Owl's Fine Reviews

aboutwhy
pixelated owlpixelated owlpixelated owl

Jun 22, 2024

Why Do We Keep Playing?

In anticipation of upcoming travel and with nothing to play on my Steam Deck, I booted up Persona 4: Golden. It checked the boxes for what I thought would be an ideal diversion from cramped economy seating and long days spent in the car. The game is known for taking over 100 hours to complete, its turn-based combat has been described to me as Pokémon+, and it is generally talked about as the game that launched the Persona series into modern prominence that has seen Persona 5: Royal gain a massive fanbase. It seemed like a natural entry point and a welcome time to take my leap.

So, I played some.
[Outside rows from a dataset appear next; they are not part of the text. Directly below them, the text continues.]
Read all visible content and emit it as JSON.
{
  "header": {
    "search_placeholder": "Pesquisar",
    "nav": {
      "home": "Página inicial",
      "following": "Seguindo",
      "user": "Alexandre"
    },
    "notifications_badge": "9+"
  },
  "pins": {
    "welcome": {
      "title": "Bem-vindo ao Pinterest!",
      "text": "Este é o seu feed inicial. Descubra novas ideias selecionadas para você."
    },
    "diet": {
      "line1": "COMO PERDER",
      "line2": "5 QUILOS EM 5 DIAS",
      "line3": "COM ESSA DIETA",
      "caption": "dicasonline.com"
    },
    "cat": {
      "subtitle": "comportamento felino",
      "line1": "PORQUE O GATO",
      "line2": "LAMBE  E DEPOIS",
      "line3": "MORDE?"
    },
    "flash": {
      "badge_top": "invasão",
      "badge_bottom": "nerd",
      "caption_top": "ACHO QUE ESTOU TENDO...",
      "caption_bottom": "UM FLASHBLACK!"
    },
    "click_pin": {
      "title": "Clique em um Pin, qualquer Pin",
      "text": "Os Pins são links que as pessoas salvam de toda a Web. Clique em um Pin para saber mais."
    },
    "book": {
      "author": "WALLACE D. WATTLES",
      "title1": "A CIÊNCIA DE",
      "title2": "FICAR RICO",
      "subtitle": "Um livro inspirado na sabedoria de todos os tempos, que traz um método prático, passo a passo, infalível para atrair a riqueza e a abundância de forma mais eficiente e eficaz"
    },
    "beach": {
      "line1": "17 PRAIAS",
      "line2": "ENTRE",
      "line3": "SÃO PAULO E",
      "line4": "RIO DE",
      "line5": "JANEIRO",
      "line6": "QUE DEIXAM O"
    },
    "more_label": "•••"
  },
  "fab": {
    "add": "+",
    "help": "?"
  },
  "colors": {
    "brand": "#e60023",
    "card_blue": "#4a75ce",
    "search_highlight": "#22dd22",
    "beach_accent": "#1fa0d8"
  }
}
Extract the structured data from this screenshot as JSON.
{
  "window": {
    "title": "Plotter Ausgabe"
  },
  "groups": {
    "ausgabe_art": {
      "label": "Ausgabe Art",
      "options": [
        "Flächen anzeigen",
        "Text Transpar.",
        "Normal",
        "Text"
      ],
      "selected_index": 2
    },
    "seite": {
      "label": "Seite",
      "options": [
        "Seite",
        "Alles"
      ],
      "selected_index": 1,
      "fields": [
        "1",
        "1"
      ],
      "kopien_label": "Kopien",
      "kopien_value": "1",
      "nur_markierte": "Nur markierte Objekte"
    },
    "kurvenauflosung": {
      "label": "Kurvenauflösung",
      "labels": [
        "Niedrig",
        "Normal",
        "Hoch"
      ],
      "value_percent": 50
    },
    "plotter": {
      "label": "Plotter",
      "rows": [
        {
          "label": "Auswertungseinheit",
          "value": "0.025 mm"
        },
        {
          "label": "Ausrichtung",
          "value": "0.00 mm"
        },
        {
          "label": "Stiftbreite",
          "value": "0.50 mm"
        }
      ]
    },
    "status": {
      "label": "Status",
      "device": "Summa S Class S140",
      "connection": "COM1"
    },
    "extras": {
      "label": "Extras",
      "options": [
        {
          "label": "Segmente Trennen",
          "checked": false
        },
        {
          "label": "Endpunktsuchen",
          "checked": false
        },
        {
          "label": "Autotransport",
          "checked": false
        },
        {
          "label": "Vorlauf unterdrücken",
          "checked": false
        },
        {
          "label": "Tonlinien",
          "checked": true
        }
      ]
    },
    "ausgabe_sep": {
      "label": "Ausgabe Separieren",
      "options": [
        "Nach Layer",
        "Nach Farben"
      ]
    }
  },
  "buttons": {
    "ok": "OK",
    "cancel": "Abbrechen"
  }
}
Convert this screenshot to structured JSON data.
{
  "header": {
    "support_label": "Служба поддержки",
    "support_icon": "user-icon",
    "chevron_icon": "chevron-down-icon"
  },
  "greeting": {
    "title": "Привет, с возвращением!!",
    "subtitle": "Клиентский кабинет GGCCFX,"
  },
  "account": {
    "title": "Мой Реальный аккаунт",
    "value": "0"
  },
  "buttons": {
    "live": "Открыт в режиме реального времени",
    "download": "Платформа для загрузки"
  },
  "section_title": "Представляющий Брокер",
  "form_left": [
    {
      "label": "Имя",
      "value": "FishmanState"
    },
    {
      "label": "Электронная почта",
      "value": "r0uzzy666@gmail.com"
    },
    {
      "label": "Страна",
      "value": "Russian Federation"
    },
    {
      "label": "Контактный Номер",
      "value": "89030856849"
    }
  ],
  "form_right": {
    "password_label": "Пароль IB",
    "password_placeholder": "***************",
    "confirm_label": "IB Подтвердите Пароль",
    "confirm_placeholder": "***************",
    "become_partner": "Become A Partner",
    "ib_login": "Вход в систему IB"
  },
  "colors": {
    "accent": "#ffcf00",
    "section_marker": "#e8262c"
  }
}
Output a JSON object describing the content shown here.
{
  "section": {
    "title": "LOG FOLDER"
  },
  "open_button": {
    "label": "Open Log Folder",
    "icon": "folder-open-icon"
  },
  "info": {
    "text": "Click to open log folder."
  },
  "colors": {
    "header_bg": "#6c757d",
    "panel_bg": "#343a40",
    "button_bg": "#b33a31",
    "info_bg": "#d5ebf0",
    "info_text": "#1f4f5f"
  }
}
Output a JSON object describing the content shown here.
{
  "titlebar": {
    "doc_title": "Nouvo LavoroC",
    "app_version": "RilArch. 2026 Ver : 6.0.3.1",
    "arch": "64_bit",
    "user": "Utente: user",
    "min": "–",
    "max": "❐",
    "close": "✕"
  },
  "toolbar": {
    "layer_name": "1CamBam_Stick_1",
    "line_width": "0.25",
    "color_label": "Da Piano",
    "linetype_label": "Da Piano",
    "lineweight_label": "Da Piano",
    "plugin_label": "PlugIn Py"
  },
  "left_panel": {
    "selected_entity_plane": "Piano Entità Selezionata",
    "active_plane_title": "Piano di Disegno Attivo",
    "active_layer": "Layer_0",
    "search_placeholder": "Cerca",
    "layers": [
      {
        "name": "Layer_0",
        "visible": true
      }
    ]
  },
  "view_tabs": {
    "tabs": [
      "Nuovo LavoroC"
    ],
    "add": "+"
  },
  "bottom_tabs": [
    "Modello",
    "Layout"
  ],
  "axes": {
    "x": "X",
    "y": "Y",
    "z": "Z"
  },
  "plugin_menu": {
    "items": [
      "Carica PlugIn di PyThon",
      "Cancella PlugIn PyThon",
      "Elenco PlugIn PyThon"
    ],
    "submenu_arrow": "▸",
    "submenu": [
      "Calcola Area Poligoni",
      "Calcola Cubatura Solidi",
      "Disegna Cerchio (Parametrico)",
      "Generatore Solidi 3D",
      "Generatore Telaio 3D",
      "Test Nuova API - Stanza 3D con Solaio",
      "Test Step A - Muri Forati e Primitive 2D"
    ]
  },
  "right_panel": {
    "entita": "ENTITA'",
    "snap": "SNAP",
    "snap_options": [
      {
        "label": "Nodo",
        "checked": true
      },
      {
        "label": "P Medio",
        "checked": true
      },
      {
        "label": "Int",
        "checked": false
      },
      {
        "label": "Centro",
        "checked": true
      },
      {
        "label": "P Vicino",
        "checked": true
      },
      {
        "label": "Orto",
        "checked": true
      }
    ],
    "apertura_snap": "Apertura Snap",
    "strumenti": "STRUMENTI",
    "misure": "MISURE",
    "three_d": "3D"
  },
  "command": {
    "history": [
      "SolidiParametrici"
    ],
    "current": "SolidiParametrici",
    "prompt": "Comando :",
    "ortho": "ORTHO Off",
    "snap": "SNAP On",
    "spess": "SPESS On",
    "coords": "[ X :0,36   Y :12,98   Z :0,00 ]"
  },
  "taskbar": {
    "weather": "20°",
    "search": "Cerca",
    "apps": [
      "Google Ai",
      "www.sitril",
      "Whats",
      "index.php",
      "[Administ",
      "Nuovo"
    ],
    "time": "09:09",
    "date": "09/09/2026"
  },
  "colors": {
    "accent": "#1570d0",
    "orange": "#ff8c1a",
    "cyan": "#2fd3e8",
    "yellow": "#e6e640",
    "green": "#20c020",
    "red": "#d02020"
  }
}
Just over 11 hours, actually. In the car and on the plane. I enjoyed combining Personas, leveling up my social links, even becoming attached to some dark horse characters and investing in storylines that helped my path feel unique. But I never really craved more Persona time, and now that my travel is over, I find myself almost dreading the investment it would take to pick the game back up. Keeping track of the weather, when to tend my in-game garden, and juggling the pressures of school and dungeon-crawling all together paint a monotonous picture. While I know I could go on autopilot and probably enjoy diving back in, nothing is calling me to do so.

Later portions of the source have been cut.